In how many ways 5 couples can be seated around a circular table with some conditions attached? In how many ways 5 couples can be seated around a circular table such that men and women sit alternatively and no person sits adjacent to his or her spouse ?
Edit: The chairs are alike! 
I have gone through few answers to the question where 5 couples are arranged in such a way that they don't sit together using inclusion and exclusion principle but I am not getting my way around when men and women also have to sit alternatively!
 A: There are $4!$ ways to place the men in such a way that men and women will sit alternatively. 
Place them and label the spots where the men have taken their seats clockwise with $a,b,c,d,e$. 
Now we will take a look at the possible configurations for women.
Without further conditions there are $5!$ configurations for women.
Let $A$ denote the set of these configurations where the man that sits
at $a$ has his wife next to him.
This similar for $B,C,D,E$ where the capitals correspond with labels
$b,c,d,e$ respectively.
The answer to the question is then $4!\left|A^{\complement}\cap B^{\complement}\cap C^{\complement}\cap D^{\complement}\cap E^{\complement}\right|=4!\left(5!-\left|A\cup B\cup C\cup D\cup E\right|\right)$
so it remains to find $\left|A\cup B\cup C\cup D\cup E\right|$.
This can be done by means of inclusion/exclusion.

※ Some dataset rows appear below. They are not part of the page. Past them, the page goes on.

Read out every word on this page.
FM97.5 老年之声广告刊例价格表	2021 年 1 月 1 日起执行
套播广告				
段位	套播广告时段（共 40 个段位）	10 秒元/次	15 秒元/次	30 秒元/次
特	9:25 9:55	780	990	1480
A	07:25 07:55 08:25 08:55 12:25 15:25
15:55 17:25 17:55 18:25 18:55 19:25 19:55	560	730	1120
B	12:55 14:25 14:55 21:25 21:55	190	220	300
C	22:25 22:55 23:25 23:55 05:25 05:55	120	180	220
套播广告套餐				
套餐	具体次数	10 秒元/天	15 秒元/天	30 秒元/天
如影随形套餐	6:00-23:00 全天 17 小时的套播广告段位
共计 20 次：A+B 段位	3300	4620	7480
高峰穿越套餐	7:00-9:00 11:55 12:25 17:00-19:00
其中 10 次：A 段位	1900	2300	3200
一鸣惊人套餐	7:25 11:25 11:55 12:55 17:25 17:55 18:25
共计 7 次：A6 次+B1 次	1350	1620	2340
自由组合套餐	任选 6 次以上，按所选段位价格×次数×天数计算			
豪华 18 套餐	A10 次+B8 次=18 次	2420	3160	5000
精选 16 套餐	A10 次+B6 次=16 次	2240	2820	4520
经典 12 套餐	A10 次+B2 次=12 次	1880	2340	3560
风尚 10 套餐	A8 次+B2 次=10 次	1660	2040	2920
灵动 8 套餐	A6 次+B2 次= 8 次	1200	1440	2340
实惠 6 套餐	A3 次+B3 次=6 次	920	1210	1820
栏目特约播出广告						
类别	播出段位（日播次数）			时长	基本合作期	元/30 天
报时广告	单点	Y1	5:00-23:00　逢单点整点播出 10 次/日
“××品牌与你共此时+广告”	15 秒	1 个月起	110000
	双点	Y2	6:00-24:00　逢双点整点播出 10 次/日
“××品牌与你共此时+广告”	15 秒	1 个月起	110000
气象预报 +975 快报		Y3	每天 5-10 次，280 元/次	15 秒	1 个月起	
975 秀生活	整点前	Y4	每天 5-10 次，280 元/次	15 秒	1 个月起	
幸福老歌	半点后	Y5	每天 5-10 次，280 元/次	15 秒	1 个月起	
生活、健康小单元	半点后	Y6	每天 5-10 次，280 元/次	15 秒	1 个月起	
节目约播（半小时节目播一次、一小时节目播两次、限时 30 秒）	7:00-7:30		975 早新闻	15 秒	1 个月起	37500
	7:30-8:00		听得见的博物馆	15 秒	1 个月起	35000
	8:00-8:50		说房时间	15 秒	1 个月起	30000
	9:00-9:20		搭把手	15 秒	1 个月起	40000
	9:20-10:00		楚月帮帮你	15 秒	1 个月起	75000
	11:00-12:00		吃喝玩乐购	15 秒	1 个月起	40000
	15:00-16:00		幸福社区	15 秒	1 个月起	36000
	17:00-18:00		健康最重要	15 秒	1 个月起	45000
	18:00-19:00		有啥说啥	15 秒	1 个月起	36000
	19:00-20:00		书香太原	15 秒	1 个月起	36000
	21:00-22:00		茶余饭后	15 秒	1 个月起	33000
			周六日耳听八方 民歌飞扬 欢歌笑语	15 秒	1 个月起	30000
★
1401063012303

Up to a certain
level we can also make use of symmetry (e.g. notice that of course
$\left|A\cap B\right|=\left|B\cap C\right|$) but here we must be
careful.
At first hand we find that: $$\left|A\cup B\cup C\cup D\cup E\right|=5\left|A\right|-5\left|A\cap B\right|-5\left|A\cap C\right|+5\left|A\cap B\cap C\right|+5\left|A\cap B\cap D\right|-5\left|A\cap B\cap C\cap D\right|+\left|A\cap B\cap C\cap D\cap E\right|$$
Then checking the cases one by one we find:


*

*$\left|A\right|=2\times4!=48$

*$\left|A\cap B\right|=3\times3!=18$

*$\left|A\cap C\right|=4\times3!=24$

*$\left|A\cap B\cap C\right|=4\times2!=8$

*$\left|A\cap B\cap D\right|=6\times2!=12$

*$\left|A\cap B\cap C\cap D\right|=5\times1!=5$

*$\left|A\cap B\cap C\cap D\cap E\right|=2\times0!=2$
So our final answer is: $$4!\left(5!-5\times48+5\times18+5\times24-5\times8-5\times12+5\times5-26\right)=24\times13=312$$

I hope that I did not make any mistakes. Check me on it.
A: There are $P(5)=(5-1)!=4!$ circular permuations of the $5$ men.
Now consider the arrangement: $*M_1*M_2*M_3*M_4*M_5$.
There are $3$ arrangements of $W_1$:
$$1) *M_1*M_2\color{red}{W_1}M_3*M_4*M_5\\
2) *M_1*M_2*M_3\color{red}{W_1}M_4*M_5\\
3) *M_1*M_2*M_3*M_4\color{red}{W_1}M_5\\$$
There are $3,2$ and $2$ arrangements of $W_2$, respectively:
$$\begin{align} 1) \ \ \ \ \ &I) \color{blue}{W_2}M_1*M_2\color{red}{W_1}M_3*M_4*M_5\\
\ \ \ \ \ \ \ \ &II) *M_1*M_2\color{red}{W_1}M_3\color{blue}{W_2}M_4*M_5\\
\ \ \ \ \ \ &III)*M_1*M_2\color{red}{W_1}M_3*M_4\color{blue}{W_2}M_5\\
2) \ \ \ \ \ &I)\color{blue}{W_2}M_1*M_2*M_3\color{red}{W_1}M_4*M_5\\
&II)*M_1*M_2*M_3\color{red}{W_1}M_4\color{blue}{W_2}M_5\\
3) \ \ \ \ \ &I)\color{blue}{W_2}M_1*M_2*M_3*M_4\color{red}{W_1}M_5\\
&II)*M_1*M_2*M_3\color{blue}{W_2}M_4\color{red}{W_1}M_5\\
\end{align}$$
There are $1,3,2,1,2,1,3$ arrangements of the rest women, respectively (verification is left as an exercise).
Due to symmetry, the final number of arrangements of the $5$ pairs is $4!\cdot 13=312$.